Inchiesta a puntate sull’austerity: l’Europa dei cittadini tifa Italia #CambiamolaInsieme

Per l’Europa si avvicina il momento del cambiamento. Le prossime elezioni europee sono l’occasione storica per archiviare questa lunga stagione di austerity che ha portato solo disoccupazione e povertà. Il cambiamento partirà dal basso così come è successo in Italia. Il voto dello scorso 4 marzo è stato l’avvio del motore di questo epocale cambiamento. I partiti dell’establishment perdono ovunque in Europa: in Baviera, Assia, Andalusia, Belgio, Lussemburgo.

I cittadini sono stanchi di scelte calate dall’alto figlie di politiche imposte e mai condivise o votate. Avete mai sentito parlare di Six pack o Two pack? Dietro queste sigle si nascondono regolamenti e direttive che condizionano la vita di tutti i giorni dei cittadini: hanno portato tagli a ospedali e piccoli tribunali, tagli ai fondi per le scuole e per rimettere in sesto il territorio. Non bisogna dimenticare che la riforma Fornero è arrivata in ossequio ai dogmi dell’austerity. Le politiche di PPE e S&D, in Italia rappresentati da Forza Italia e Partito Democratico, sono fallimentari e i cittadini si stanno ribellando.

Suona la campanella del cambiamento. Ecco perché il Movimento 5 Stelle Europa pubblica uno speciale che vi racconterà nei prossimi mesi tutto quello che si deve sapere sull’austerity e le sue politiche scellerate. Iniziamo con la storia dell’austerity.

LA STORIA DELL’AUSTERITY: DALLA CRISI ALLA RISPOSTA (SBAGLIATA) DELL’EUROPA (1)

L’austerity nasce come risposta alla crisi economica nata dieci anni fa. La crisi inizia nella seconda metà del 2006, quando comincia a sgonfiarsi la bolla immobiliare statunitense. A causa del rialzo dei tassi di interesse i mutui subprime diventano insolventi. Nel 2008, un banca dalle dimensioni colossali, la Lehman Brothers, dichiara il proprio default. Questo fallimento trascina con sé, in breve, un bel pezzo del sistema finanziario americano e mondiale. Colossi come Merrill Lynch, Aig, Freddie Mac, Fannie Mae, Hbos, Royal Bank of Scotland, Bradford & Bingley, Fortis, Hypo e Alliance & Leicester vengono salvati con piani di emergenza.

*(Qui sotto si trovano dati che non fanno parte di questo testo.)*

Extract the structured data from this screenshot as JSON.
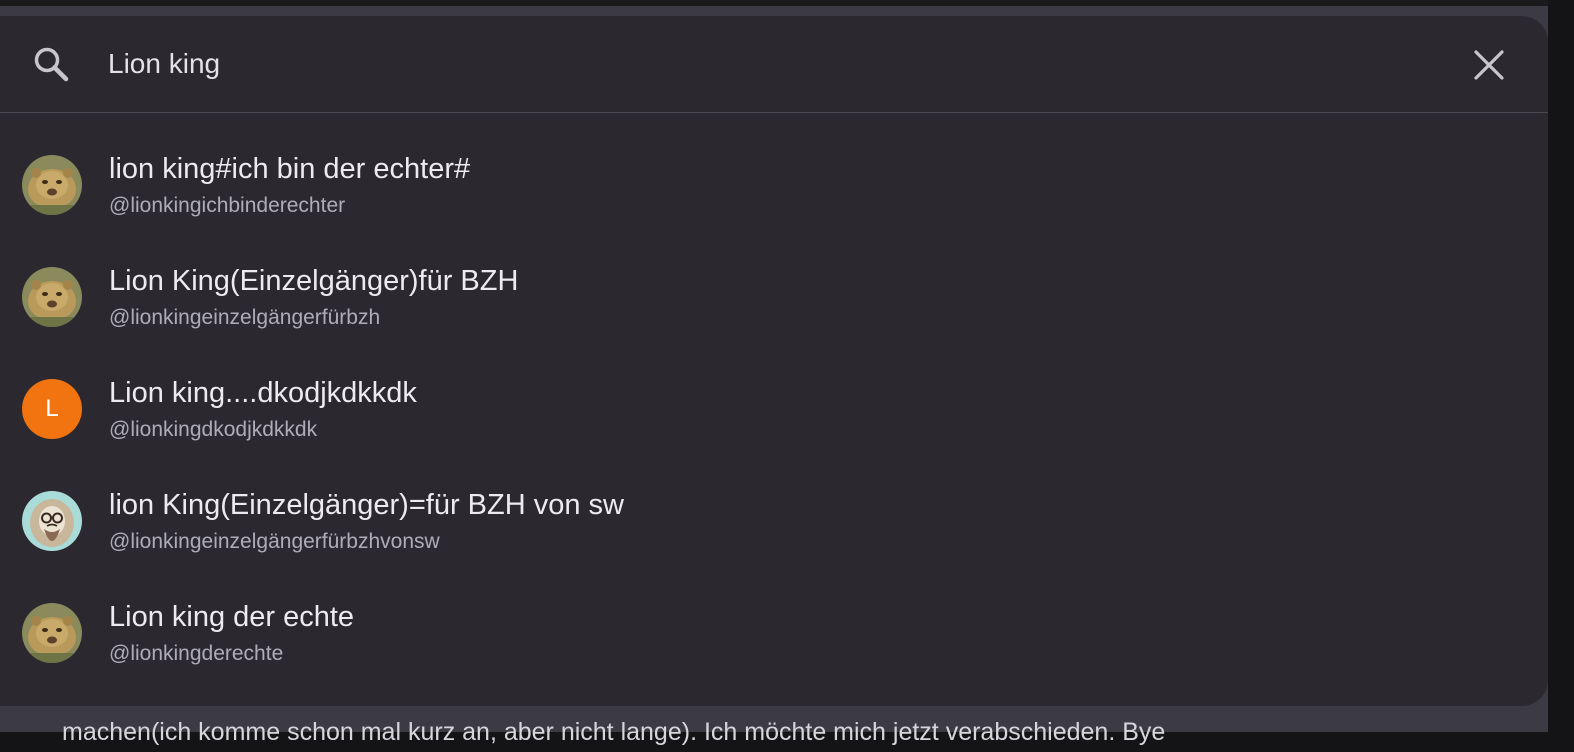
{
  "search": {
    "value": "Lion king",
    "icon": "search-icon",
    "close_icon": "close-icon"
  },
  "results": [
    {
      "name": "lion king#ich bin der echter#",
      "handle": "@lionkingichbinderechter",
      "avatar": "lion-cub-photo"
    },
    {
      "name": "Lion King(Einzelgänger)für BZH",
      "handle": "@lionkingeinzelgängerfürbzh",
      "avatar": "lion-cub-photo"
    },
    {
      "name": "Lion king....dkodjkdkkdk",
      "handle": "@lionkingdkodjkdkkdk",
      "avatar_letter": "L",
      "avatar_color": "#f27410"
    },
    {
      "name": "lion King(Einzelgänger)=für BZH von sw",
      "handle": "@lionkingeinzelgängerfürbzhvonsw",
      "avatar": "hipster-lion-illustration"
    },
    {
      "name": "Lion king der echte",
      "handle": "@lionkingderechte",
      "avatar": "lion-cub-photo"
    }
  ],
  "background": {
    "text": "machen(ich komme schon mal kurz an, aber nicht lange). Ich möchte mich jetzt verabschieden. Bye"
  },
  "colors": {
    "panel": "#2b292f",
    "accent_avatar": "#f27410",
    "text_primary": "#ecebf0",
    "text_secondary": "#aeacb5"
  }
}
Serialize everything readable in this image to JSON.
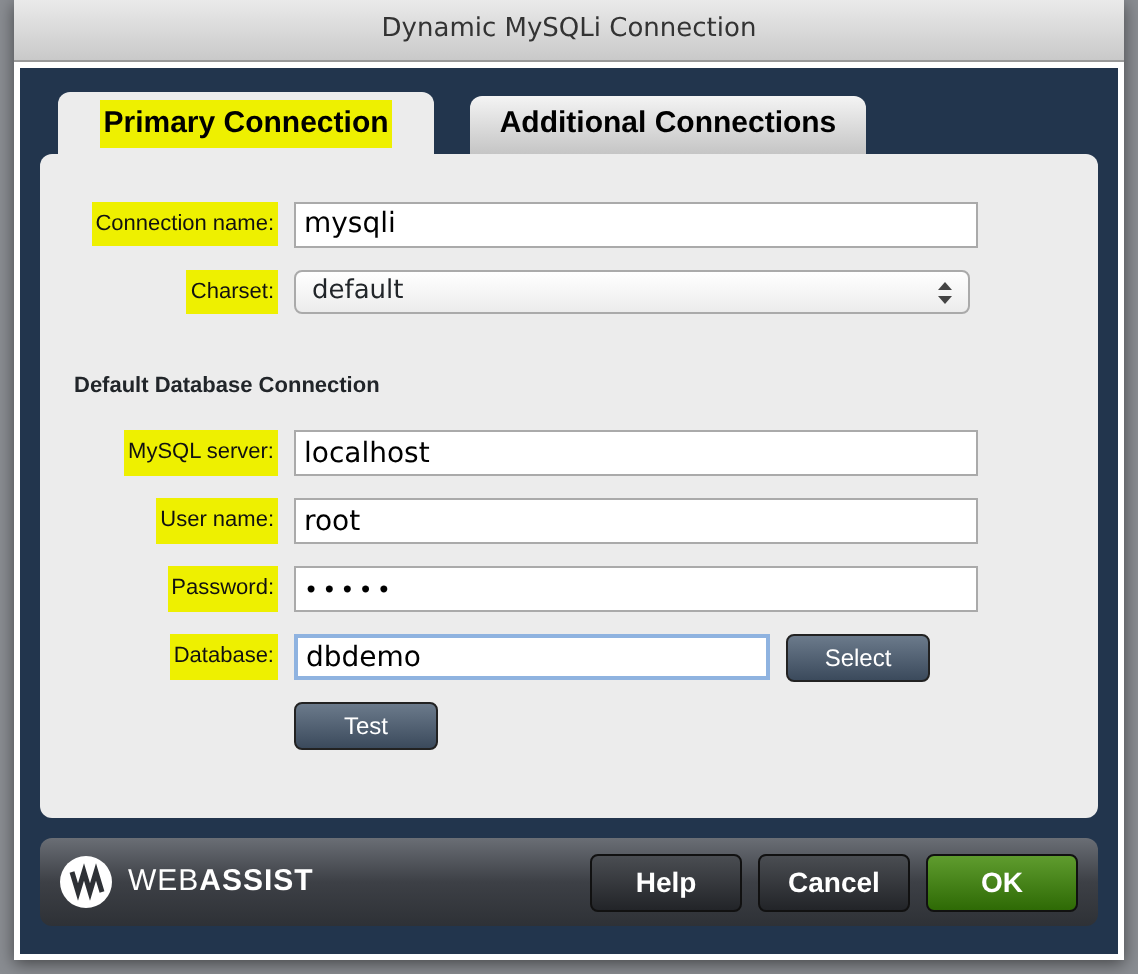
{
  "window": {
    "title": "Dynamic MySQLi Connection"
  },
  "tabs": [
    {
      "label": "Primary Connection",
      "selected": true,
      "highlighted": true
    },
    {
      "label": "Additional Connections",
      "selected": false,
      "highlighted": false
    }
  ],
  "fields": [
    {
      "label": "Connection name:",
      "kind": "text",
      "value": "mysqli",
      "highlighted": true,
      "focused": false
    },
    {
      "label": "Charset:",
      "kind": "select",
      "value": "default",
      "highlighted": true,
      "focused": false
    }
  ],
  "section": {
    "title": "Default Database Connection",
    "fields": [
      {
        "label": "MySQL server:",
        "kind": "text",
        "value": "localhost",
        "highlighted": true,
        "focused": false
      },
      {
        "label": "User name:",
        "kind": "text",
        "value": "root",
        "highlighted": true,
        "focused": false
      },
      {
        "label": "Password:",
        "kind": "password",
        "value": "•••••",
        "highlighted": true,
        "focused": false
      },
      {
        "label": "Database:",
        "kind": "text",
        "value": "dbdemo",
        "highlighted": true,
        "focused": true,
        "button": "Select"
      }
    ],
    "test_button": "Test"
  },
  "footer": {
    "logo": "WEB**ASSIST**",
    "buttons": [
      {
        "label": "Help",
        "kind": "default"
      },
      {
        "label": "Cancel",
        "kind": "default"
      },
      {
        "label": "OK",
        "kind": "primary"
      }
    ]
  }
}
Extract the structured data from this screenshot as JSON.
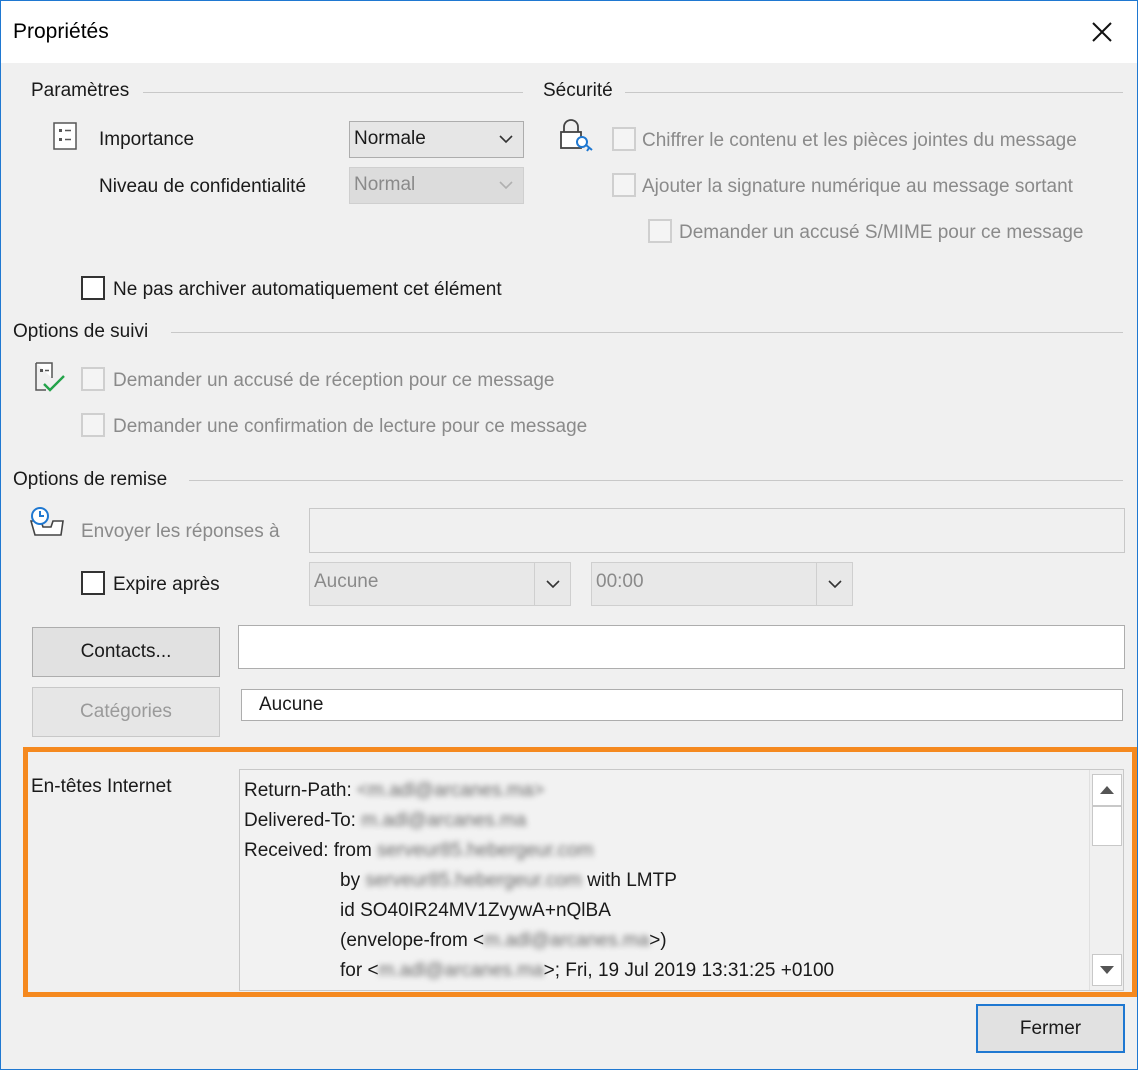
{
  "dialog": {
    "title": "Propriétés"
  },
  "parametres": {
    "heading": "Paramètres",
    "importance_label": "Importance",
    "importance_value": "Normale",
    "confidentialite_label": "Niveau de confidentialité",
    "confidentialite_value": "Normal",
    "no_archive_label": "Ne pas archiver automatiquement cet élément"
  },
  "securite": {
    "heading": "Sécurité",
    "encrypt_label": "Chiffrer le contenu et les pièces jointes du message",
    "sign_label": "Ajouter la signature numérique au message sortant",
    "smime_label": "Demander un accusé S/MIME pour ce message"
  },
  "suivi": {
    "heading": "Options de suivi",
    "delivery_receipt_label": "Demander un accusé de réception pour ce message",
    "read_receipt_label": "Demander une confirmation de lecture pour ce message"
  },
  "remise": {
    "heading": "Options de remise",
    "reply_to_label": "Envoyer les réponses à",
    "reply_to_value": "",
    "expire_label": "Expire après",
    "expire_date": "Aucune",
    "expire_time": "00:00"
  },
  "contacts": {
    "button_label": "Contacts...",
    "value": ""
  },
  "categories": {
    "button_label": "Catégories",
    "value": "Aucune"
  },
  "headers": {
    "label": "En-têtes Internet",
    "lines": [
      {
        "key": "Return-Path: ",
        "blurred": "<m.adl@arcanes.ma>",
        "tail": "",
        "indent": false
      },
      {
        "key": "Delivered-To: ",
        "blurred": "m.adl@arcanes.ma",
        "tail": "",
        "indent": false
      },
      {
        "key": "Received: from ",
        "blurred": "serveur85.hebergeur.com",
        "tail": "",
        "indent": false
      },
      {
        "key": "by ",
        "blurred": "serveur85.hebergeur.com",
        "tail": " with LMTP",
        "indent": true
      },
      {
        "key": "id SO40IR24MV1ZvywA+nQlBA",
        "blurred": "",
        "tail": "",
        "indent": true
      },
      {
        "key": "(envelope-from <",
        "blurred": "m.adl@arcanes.ma",
        "tail": ">)",
        "indent": true
      },
      {
        "key": "for <",
        "blurred": "m.adl@arcanes.ma",
        "tail": ">; Fri, 19 Jul 2019 13:31:25 +0100",
        "indent": true
      }
    ]
  },
  "footer": {
    "close_label": "Fermer"
  },
  "colors": {
    "highlight": "#f5891f",
    "accent": "#1f78d1"
  }
}
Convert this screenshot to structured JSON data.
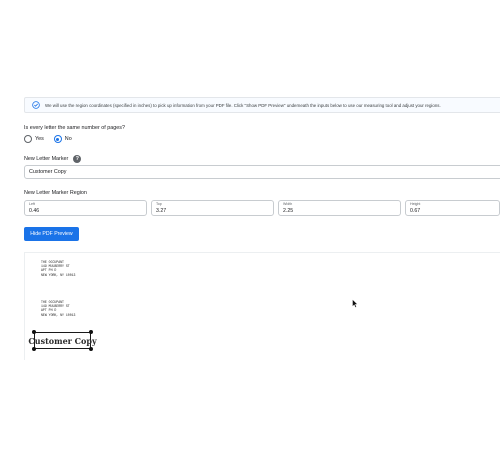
{
  "info": {
    "text": "We will use the region coordinates (specified in inches) to pick up information from your PDF file. Click \"Show PDF Preview\" underneath the inputs below to use our measuring tool and adjust your regions.",
    "icon": "check-circle-icon"
  },
  "pages_question": {
    "label": "Is every letter the same number of pages?",
    "options": [
      {
        "label": "Yes",
        "checked": false
      },
      {
        "label": "No",
        "checked": true
      }
    ]
  },
  "marker": {
    "label": "New Letter Marker",
    "value": "Customer Copy",
    "help_icon": "question-circle-icon"
  },
  "region": {
    "label": "New Letter Marker Region",
    "left": {
      "label": "Left",
      "value": "0.46"
    },
    "top": {
      "label": "Top",
      "value": "3.27"
    },
    "width": {
      "label": "Width",
      "value": "2.25"
    },
    "height": {
      "label": "Height",
      "value": "0.67"
    }
  },
  "preview_button": {
    "label": "Hide PDF Preview"
  },
  "preview": {
    "address_1": [
      "THE OCCUPANT",
      "149 MULBERRY ST",
      "APT PH D",
      "NEW YORK, NY 10013"
    ],
    "address_2": [
      "THE OCCUPANT",
      "149 MULBERRY ST",
      "APT PH D",
      "NEW YORK, NY 10013"
    ],
    "marker_text": "Customer Copy"
  },
  "colors": {
    "accent": "#1a73e8",
    "border": "#c8ccd0"
  }
}
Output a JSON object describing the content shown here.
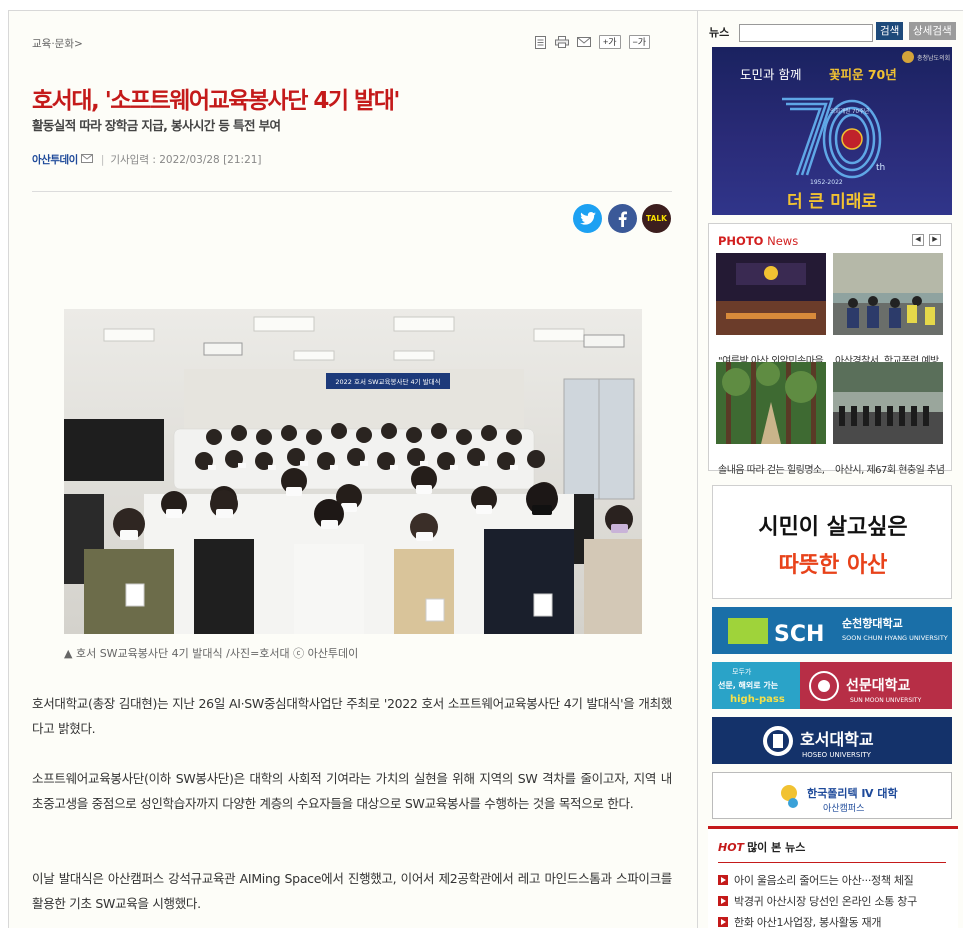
{
  "breadcrumb": {
    "section": "교육·문화",
    "arrow": ">"
  },
  "tools": {
    "font_plus": "+가",
    "font_minus": "−가"
  },
  "article": {
    "headline": "호서대, '소프트웨어교육봉사단 4기 발대'",
    "subhead": "활동실적 따라 장학금 지급, 봉사시간 등 특전 부여",
    "author": "아산투데이",
    "date_sep": "|",
    "date": "기사입력 : 2022/03/28 [21:21]",
    "share_kakao": "TALK",
    "photo": {
      "banner_text": "2022 호서 SW교육봉사단 4기 발대식",
      "caption": "▲ 호서 SW교육봉사단 4기 발대식 /사진=호서대    ⓒ 아산투데이"
    },
    "paragraphs": [
      " 호서대학교(총장 김대현)는 지난 26일 AI·SW중심대학사업단 주최로 '2022 호서 소프트웨어교육봉사단 4기 발대식'을 개최했다고 밝혔다.",
      "소프트웨어교육봉사단(이하 SW봉사단)은 대학의 사회적 기여라는 가치의 실현을 위해 지역의 SW 격차를 줄이고자, 지역 내 초중고생을 중점으로 성인학습자까지 다양한 계층의 수요자들을 대상으로 SW교육봉사를 수행하는 것을 목적으로 한다.",
      "이날 발대식은 아산캠퍼스 강석규교육관 AIMing Space에서 진행했고, 이어서 제2공학관에서 레고 마인드스톰과 스파이크를 활용한 기초 SW교육을 시행했다."
    ]
  },
  "sidebar": {
    "news_label": "뉴스",
    "search_button": "검색",
    "detail_search_button": "상세검색",
    "banner70": {
      "top_text": "도민과 함께",
      "highlight": "꽃피운 70년",
      "badge": "충청남도의회",
      "small_label": "의회개원 70주년",
      "years": "1952-2022",
      "big_number": "70",
      "th": "th",
      "bottom_text": "더 큰 미래로"
    },
    "photo_news": {
      "title_a": "PHOTO",
      "title_b": " News",
      "prev": "◀",
      "next": "▶",
      "items": [
        {
          "caption": "\"여름밤 아산 외암민속마을"
        },
        {
          "caption": "아산경찰서, 학교폭력 예방"
        },
        {
          "caption": "솔내음 따라 걷는 힐링명소,"
        },
        {
          "caption": "아산시, 제67회 현충일 추념"
        }
      ]
    },
    "ads": {
      "asan_line1": "시민이 살고싶은",
      "asan_line2": "따뜻한 아산",
      "sch_logo": "SCH",
      "sch_kr": "순천향대학교",
      "sch_en": "SOON CHUN HYANG UNIVERSITY",
      "sunmoon_small1": "모두가",
      "sunmoon_small2": "선문, 해외로 가는",
      "sunmoon_small3": "high-pass",
      "sunmoon_kr": "선문대학교",
      "sunmoon_en": "SUN MOON UNIVERSITY",
      "hoseo_kr": "호서대학교",
      "hoseo_en": "HOSEO UNIVERSITY",
      "poly_line1": "한국폴리텍 Ⅳ 대학",
      "poly_line2": "아산캠퍼스"
    },
    "hot_news": {
      "hot": "HOT",
      "title": "많이 본 뉴스",
      "items": [
        "아이 울음소리 줄어드는 아산···정책 체질",
        "박경귀 아산시장 당선인 온라인 소통 창구",
        "한화 아산1사업장, 봉사활동 재개"
      ]
    }
  }
}
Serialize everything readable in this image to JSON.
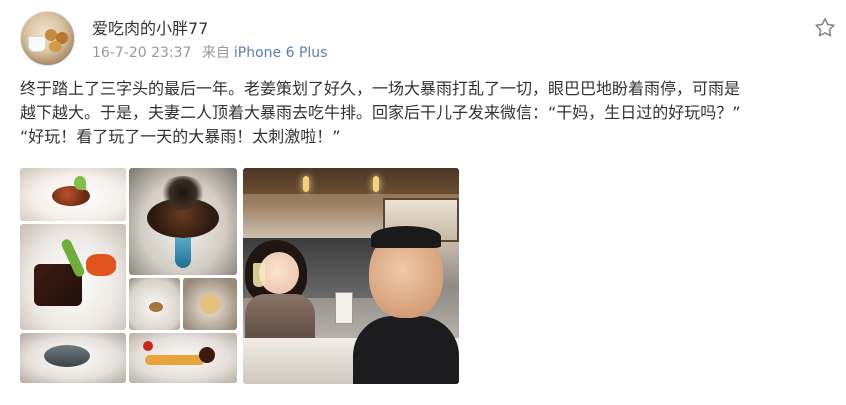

VIDEO. Laura Agea spiega perché l’austerity ha fatto solo danni

La crisi finanziaria contagia l’economia reale. Le aziende improvvisamente chiudono il rubinetto degli investimenti, la disoccupazione aumenta, le entrate fiscali diminuiscono, i cittadini sfiduciati non consumano più.

LA RISPOSTA CONTROPRODUCENTE DELL’EUROPA

Di fronte alla crisi l’Europa deve scegliere se rispondere con una politica di stampo neo liberale, basata sul rigore di bilancio e sulla fiducia nella capacità dei mercati di autoregolarsi e “risolvere” il problema – la cosiddetta “austerità” – o con quella di matrice keynesiana, che punta invece sugli investimenti pubblici per sostenere la domanda e uscire dalla crisi, assieme a riforme strutturali finalizzate ad eliminare le cause della crisi.
Sotto l’influenza tedesca, Bruxelles sceglie la prima opzione e impone la stessa ricetta a tutti gli Stati membri: contenimento alle spese pubbliche, spending review, stretta sulle pensioni, innalzamento del gettito fiscale al fine ultimo di ridurre il deficit pubblico. Questa risposta accentua la crisi stessa. Mentre gli Stati Uniti velocemente si risollevano dalla crisi, l’Europa scopre la deflazione salariale e la stagnazione.

La cosiddetta troika (composta da Commissione europea, Fondo monetario internazionale e Banca centrale europea) accetta di aiutare i paesi in difficoltà, come la Grecia, il Portogallo, l’Irlanda e Cipro, a condizione che essi approvino piani draconiani di austerità. Ma è un boomerang, queste politiche restrittive aggravano e prolungano la crisi. Il caso greco dimostra che gli indicatori macroeconomici, come la crescita, l’occupazione e il rapporto tra deficit/Pil, anziché migliorare si sono deteriorati nel tempo. Archiviare questa lunga stagione dell’austerity significa far crescere di nuovo l’Europa.